Outside regular enrollment periods, certain life events may trigger a Special Enrollment Period (SEP). SEPs allow beneficiaries to change Medicare coverage due to circumstances like moving to a new service area, losing other creditable health coverage, or qualifying for Extra Help. The duration and types of changes allowed during an SEP depend on the specific qualifying event. For instance, moving out of your plan’s service area may qualify you for an SEP to choose a new plan. These periods provide flexibility for unexpected changes.
Once a beneficiary determines that switching from a Medigap policy to a Medicare Advantage plan is appropriate and they qualify for an enrollment period, the process involves several steps. Following these steps helps ensure a smooth transition of healthcare coverage.
The initial step involves researching and selecting a new Medicare Advantage plan that meets healthcare and financial needs. This requires comparing available plans in your service area, considering network providers, covered benefits, out-of-pocket costs (copayments and deductibles), and whether the plan includes prescription drug coverage. Medicare tools can assist in this comparison.

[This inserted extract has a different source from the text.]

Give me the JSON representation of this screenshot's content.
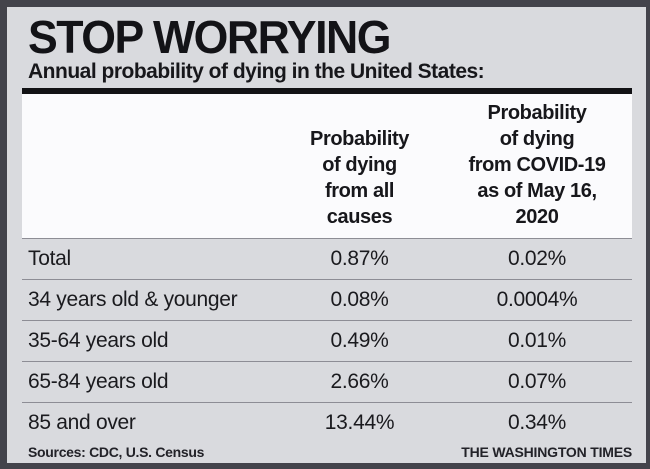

After choosing a suitable Medicare Advantage plan, apply for enrollment directly with the private insurance company, often online, by phone, or through a licensed insurance agent. The new Medicare Advantage plan’s effective date will depend on the enrollment period used for the switch, commonly January 1 if the Annual Enrollment Period is utilized.
Upon successful enrollment in a Medicare Advantage plan, the Medigap policy generally becomes redundant. Medigap policies cannot be used to pay for Medicare Advantage plan costs, such as copayments or deductibles, and having both types of coverage simultaneously is typically not permissible. Therefore, contact the Medigap insurance company directly to cancel the existing policy. While Medicare Advantage enrollment may automatically disenroll an individual from a standalone Medicare Part D prescription drug plan, it does not automatically cancel a Medigap policy. Confirming the cancellation date with the Medigap insurer avoids unintended premium payments or coverage overlaps.
The final step involves confirming enrollment in the new Medicare Advantage plan. This includes receiving a new plan identification card and a welcome packet from the insurance company. Reviewing these materials ensures all details are correct and provides information about the plan’s benefits, network, and how to access care. This confirmation helps verify that the switch has been successfully completed and new coverage is active.